PREEMPT_RT discipline (1006 alloc-hoist invariant)

Both kmem_cache_alloc(..., GFP_KERNEL) and kmalloc(..., GFP_KERNEL) are sleep-prone (they may direct-reclaim). R1 from ntsync-rt-audit.md forbids sleeping operations under raw_spinlock_t. Verified at every call site:

Site	Context when ntsync*q runs
`setup_wait` 2383	Top of function, no locks held
`ntsync_aggregate_setup` 2829	Top of function, no locks held
`setup_wait` err 2421	Error cleanup, no locks held
`ntsync_wait_any` 2573	After unqueue and `ntsync_pi_work_finish`
`ntsync_wait_all` 2746	After `wait_all_lock` unlock and `ntsync_pi_work_finish`
`ntsync_aggregate_setup` err 2842	fds-alloc fail, no locks held
`ntsync_aggregate_setup` err 2891	Partial-init fail, no locks held
`ntsync_aggregate_wait` 3083	After unqueue and `ntsync_pi_work_finish`

The 1006 alloc-hoist invariant is preserved end-to-end.

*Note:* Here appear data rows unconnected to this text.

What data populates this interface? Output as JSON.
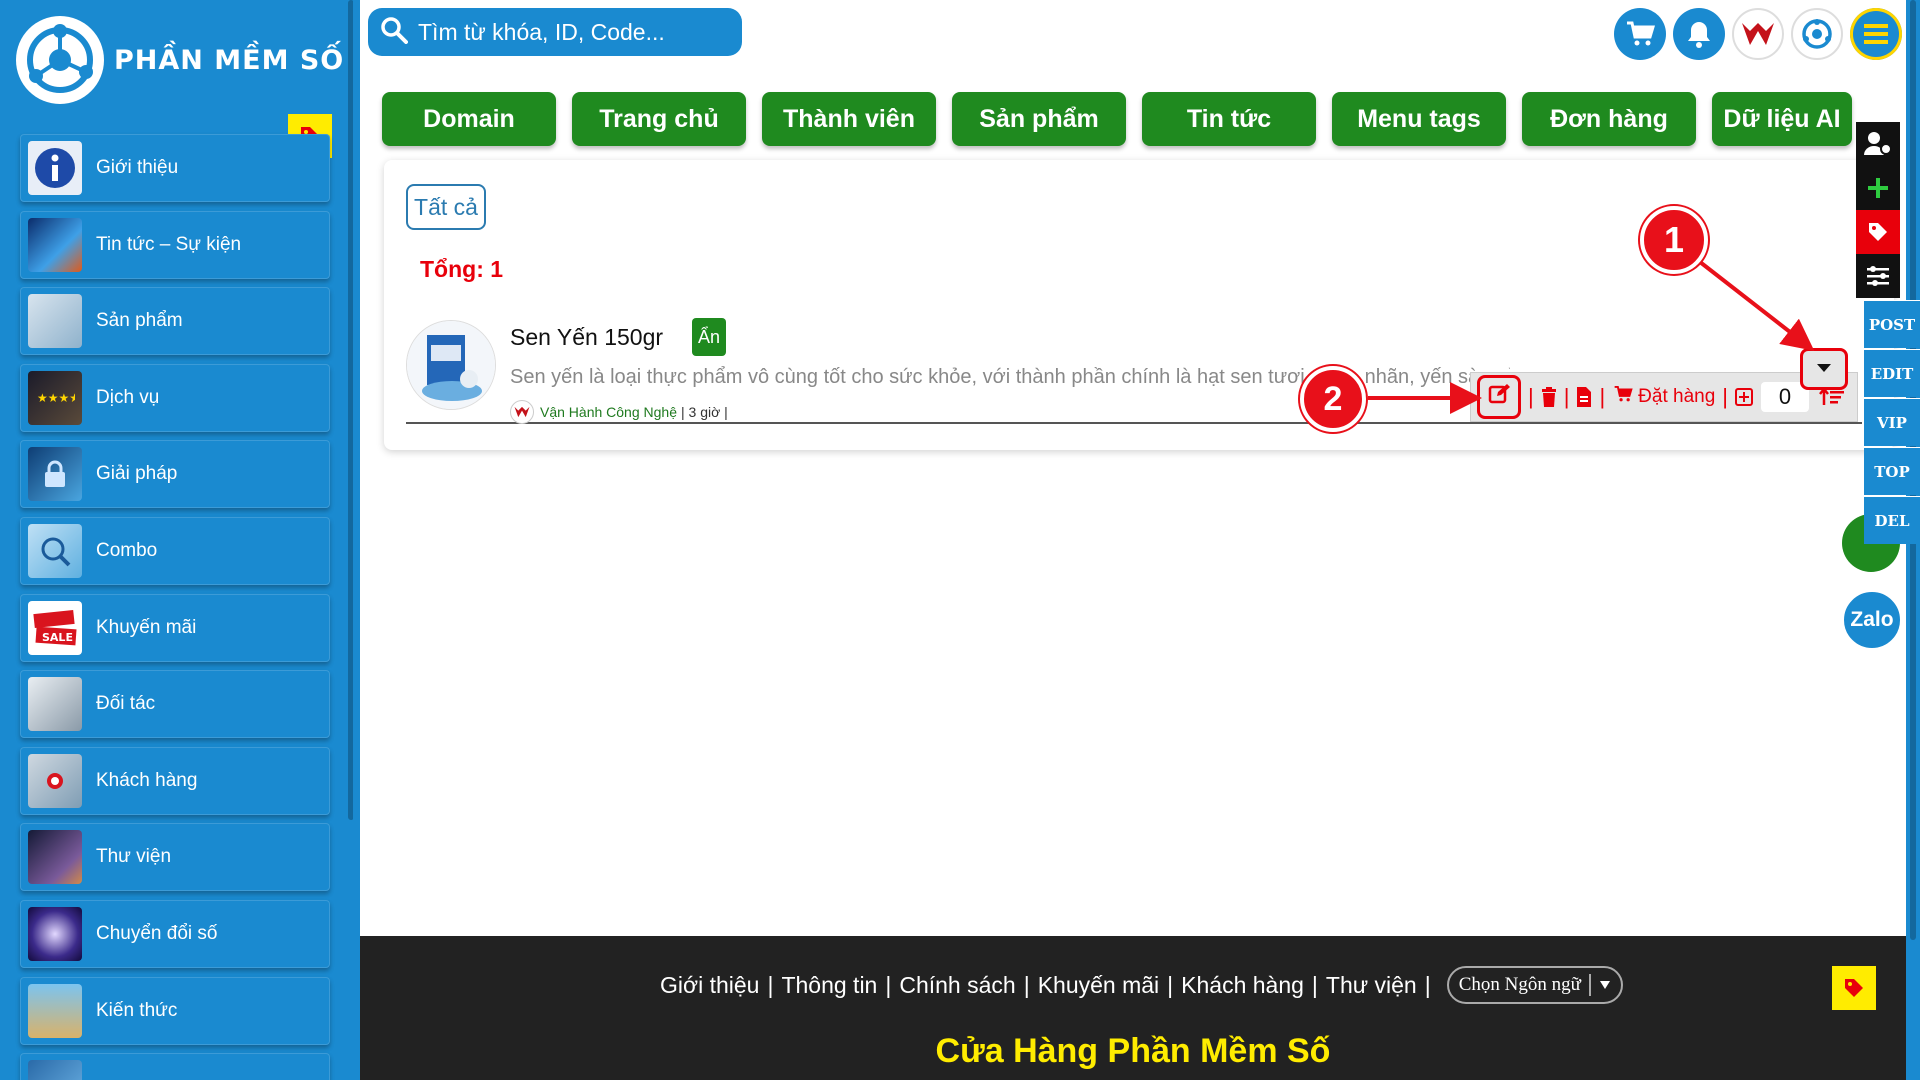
{
  "brand": {
    "name": "Phần mềm số"
  },
  "sidebar": {
    "items": [
      {
        "label": "Giới thiệu",
        "icon": "info-icon"
      },
      {
        "label": "Tin tức – Sự kiện",
        "icon": "news-icon"
      },
      {
        "label": "Sản phẩm",
        "icon": "product-icon"
      },
      {
        "label": "Dịch vụ",
        "icon": "service-icon"
      },
      {
        "label": "Giải pháp",
        "icon": "solution-icon"
      },
      {
        "label": "Combo",
        "icon": "combo-icon"
      },
      {
        "label": "Khuyến mãi",
        "icon": "sale-icon"
      },
      {
        "label": "Đối tác",
        "icon": "partner-icon"
      },
      {
        "label": "Khách hàng",
        "icon": "customer-icon"
      },
      {
        "label": "Thư viện",
        "icon": "library-icon"
      },
      {
        "label": "Chuyển đổi số",
        "icon": "digital-icon"
      },
      {
        "label": "Kiến thức",
        "icon": "knowledge-icon"
      }
    ]
  },
  "search": {
    "placeholder": "Tìm từ khóa, ID, Code..."
  },
  "nav": {
    "tabs": [
      "Domain",
      "Trang chủ",
      "Thành viên",
      "Sản phẩm",
      "Tin tức",
      "Menu tags",
      "Đơn hàng",
      "Dữ liệu AI"
    ]
  },
  "filter": {
    "all_label": "Tất cả"
  },
  "total": {
    "label": "Tổng: 1"
  },
  "product": {
    "name": "Sen Yến 150gr",
    "badge": "Ẩn",
    "description": "Sen yến là loại thực phẩm vô cùng tốt cho sức khỏe, với thành phần chính là hạt sen tươi, sâm, nhãn, yến sào và sữa tươi...",
    "author": "Vận Hành Công Nghệ",
    "meta": "| 3 giờ |"
  },
  "actions": {
    "order_label": "Đặt hàng",
    "quantity": "0"
  },
  "callouts": {
    "one": "1",
    "two": "2"
  },
  "footer": {
    "links": [
      "Giới thiệu",
      "Thông tin",
      "Chính sách",
      "Khuyến mãi",
      "Khách hàng",
      "Thư viện"
    ],
    "language_label": "Chọn Ngôn ngữ",
    "title": "Cửa Hàng Phần Mềm Số"
  },
  "side_panel": {
    "post": "POST",
    "edit": "EDIT",
    "vip": "VIP",
    "top": "TOP",
    "del": "DEL",
    "zalo": "Zalo"
  },
  "colors": {
    "primary": "#1a8ad0",
    "green": "#1f8a1f",
    "red": "#e8000b",
    "yellow": "#ffec00"
  }
}
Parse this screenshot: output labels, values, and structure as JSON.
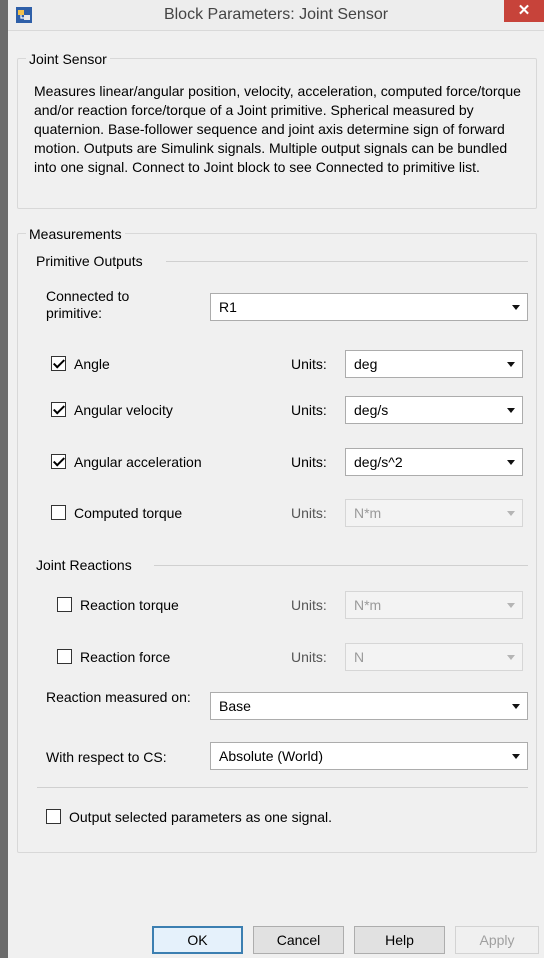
{
  "window": {
    "title": "Block Parameters: Joint Sensor",
    "close_glyph": "✕"
  },
  "header": {
    "legend": "Joint Sensor",
    "description": "Measures linear/angular position, velocity, acceleration, computed force/torque and/or reaction force/torque of a Joint primitive. Spherical measured by quaternion. Base-follower sequence and joint axis determine sign of forward motion. Outputs are Simulink signals. Multiple output signals can be bundled into one signal. Connect to Joint block to see Connected to primitive list."
  },
  "measurements": {
    "legend": "Measurements",
    "primitive_outputs": {
      "legend": "Primitive Outputs",
      "connected_label": "Connected to primitive:",
      "connected_value": "R1",
      "rows": [
        {
          "label": "Angle",
          "checked": true,
          "units_label": "Units:",
          "units": "deg",
          "enabled": true
        },
        {
          "label": "Angular velocity",
          "checked": true,
          "units_label": "Units:",
          "units": "deg/s",
          "enabled": true
        },
        {
          "label": "Angular acceleration",
          "checked": true,
          "units_label": "Units:",
          "units": "deg/s^2",
          "enabled": true
        },
        {
          "label": "Computed torque",
          "checked": false,
          "units_label": "Units:",
          "units": "N*m",
          "enabled": false
        }
      ]
    },
    "joint_reactions": {
      "legend": "Joint Reactions",
      "rows": [
        {
          "label": "Reaction torque",
          "checked": false,
          "units_label": "Units:",
          "units": "N*m",
          "enabled": false
        },
        {
          "label": "Reaction force",
          "checked": false,
          "units_label": "Units:",
          "units": "N",
          "enabled": false
        }
      ],
      "measured_on_label": "Reaction measured on:",
      "measured_on_value": "Base",
      "respect_label": "With respect to CS:",
      "respect_value": "Absolute (World)"
    },
    "one_signal_label": "Output selected parameters as one signal.",
    "one_signal_checked": false
  },
  "buttons": {
    "ok": "OK",
    "cancel": "Cancel",
    "help": "Help",
    "apply": "Apply"
  },
  "icons": {
    "app": "simulink-block-icon",
    "close": "close-icon",
    "dropdown": "chevron-down-icon"
  }
}
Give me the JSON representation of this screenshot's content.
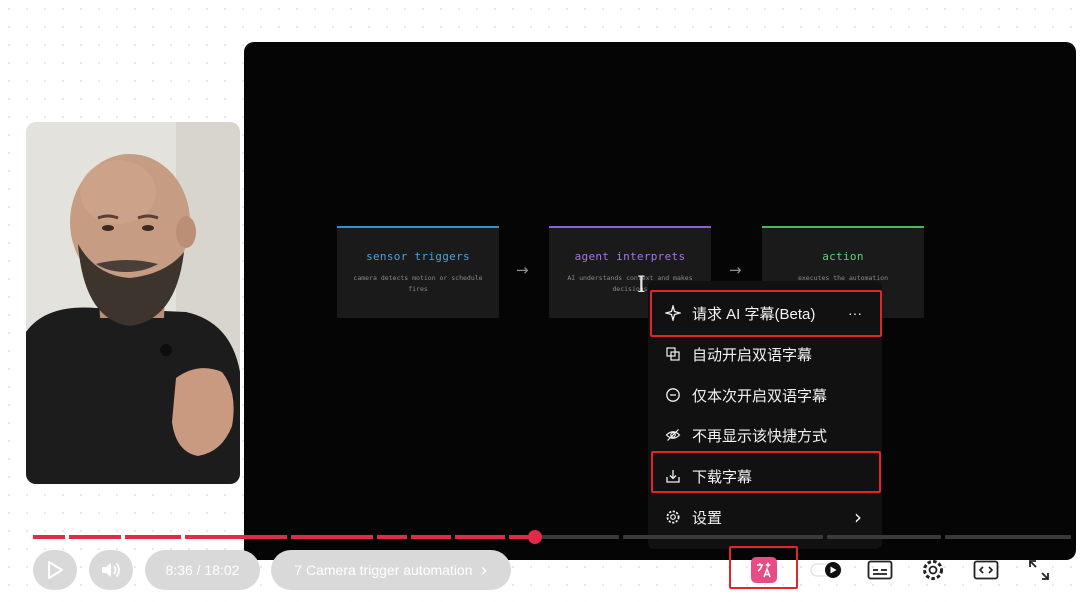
{
  "slide": {
    "boxes": [
      {
        "title": "sensor triggers",
        "desc": "camera detects motion or schedule fires",
        "color": "#4aa3df"
      },
      {
        "title": "agent interprets",
        "desc": "AI understands context and makes decisions",
        "color": "#a675e6"
      },
      {
        "title": "action",
        "desc": "executes the automation",
        "color": "#5fd46a"
      }
    ],
    "arrow": "→"
  },
  "player": {
    "time": "8:36 / 18:02",
    "chapter": "7 Camera trigger automation",
    "chapter_chevron": "›",
    "progress_fraction": 0.484
  },
  "menu": {
    "items": [
      {
        "label": "请求 AI 字幕(Beta)",
        "icon": "sparkle-icon",
        "extra": "···"
      },
      {
        "label": "自动开启双语字幕",
        "icon": "bilingual-icon"
      },
      {
        "label": "仅本次开启双语字幕",
        "icon": "minus-circle-icon"
      },
      {
        "label": "不再显示该快捷方式",
        "icon": "eye-off-icon"
      },
      {
        "label": "下载字幕",
        "icon": "download-icon"
      },
      {
        "label": "设置",
        "icon": "gear-icon",
        "extra": "›"
      }
    ]
  },
  "colors": {
    "accent": "#e12a48",
    "highlight": "#e0262b",
    "translate_button": "#e84c86"
  }
}
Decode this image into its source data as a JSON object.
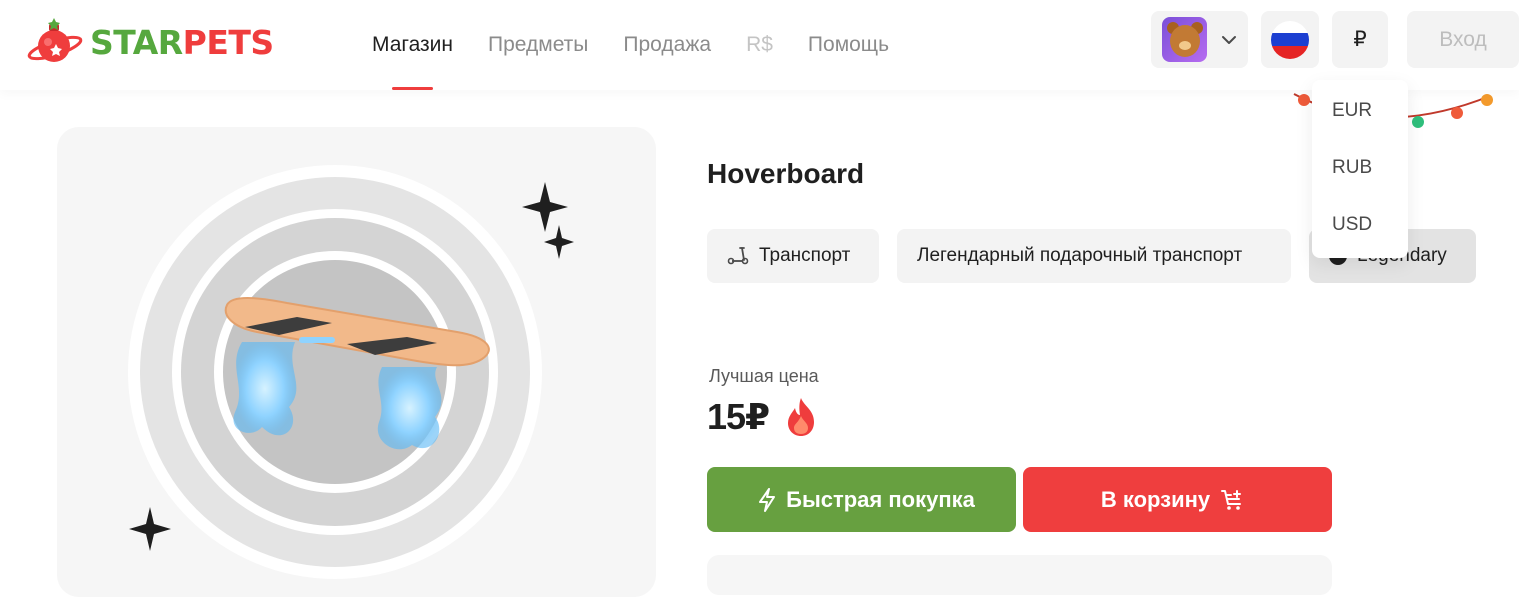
{
  "brand": {
    "logo_part1": "STAR",
    "logo_part2": "PETS",
    "green": "#56a83e",
    "red": "#ef3d3d"
  },
  "nav": {
    "items": [
      {
        "label": "Магазин",
        "state": "active"
      },
      {
        "label": "Предметы",
        "state": "normal"
      },
      {
        "label": "Продажа",
        "state": "normal"
      },
      {
        "label": "R$",
        "state": "muted"
      },
      {
        "label": "Помощь",
        "state": "normal"
      }
    ]
  },
  "header": {
    "avatar_icon": "bear-avatar-icon",
    "language_flag": "russia-flag-icon",
    "currency_symbol": "₽",
    "login_label": "Вход"
  },
  "currency_dropdown": {
    "options": [
      "EUR",
      "RUB",
      "USD"
    ]
  },
  "product": {
    "title": "Hoverboard",
    "tags": [
      {
        "label": "Транспорт",
        "icon": "scooter-icon"
      },
      {
        "label": "Легендарный подарочный транспорт"
      },
      {
        "label": "Legendary",
        "icon": "rarity-dot-icon"
      }
    ],
    "price_label": "Лучшая цена",
    "price": "15₽",
    "price_icon": "fire-icon"
  },
  "actions": {
    "quick_buy_label": "Быстрая покупка",
    "quick_buy_icon": "lightning-icon",
    "quick_buy_color": "#67a040",
    "cart_label": "В корзину",
    "cart_icon": "cart-plus-icon",
    "cart_color": "#ef3e3e"
  }
}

UAF / lifecycle (1012 lesson – N/A)

struct ntsync_q has a task-private lifecycle: allocated by the syscalling task, populated by the same task, published into wait queues under obj_lock, list_del’d under obj_lock during unqueue (mutually exclusive with try_wake_any_*), then freed. No cross-thread free path exists. The 1012 snapshot-vs-refcount lesson does not apply – there is no lock-drop window between mutator and freer.

`SLAB_NO_MERGE` retro-correction

The original 1015 patch only added SLAB_HWCACHE_ALIGN (mirroring 1013). First boot showed the new cache absent from /proc/slabinfo. /sys/kernel/slab/ revealed why:


ntsync_channel_entry -> :0000192    # merged
ntsync_event_pi      -> :0000128    # merged
ntsync_pi_owner      -> :0000128    # merged
ntsync_wait_q        -> :0000704    # merged (1015 alone)

All four ntsync caches had been merged by SLUB into generic kmalloc-N classes. The 1013 architectural promise of “isolation from kmalloc-128” had not been holding on the prod kernel since 1013 landed. It held on the debug kernel because SLAB_FREELIST_HARDENED makes caches incompatible for merging – different debug-vs-prod config. Section 12’s drum-load slabinfo absorption table was therefore debug-kernel evidence; on prod, those allocations were going into kmalloc-128 the whole time.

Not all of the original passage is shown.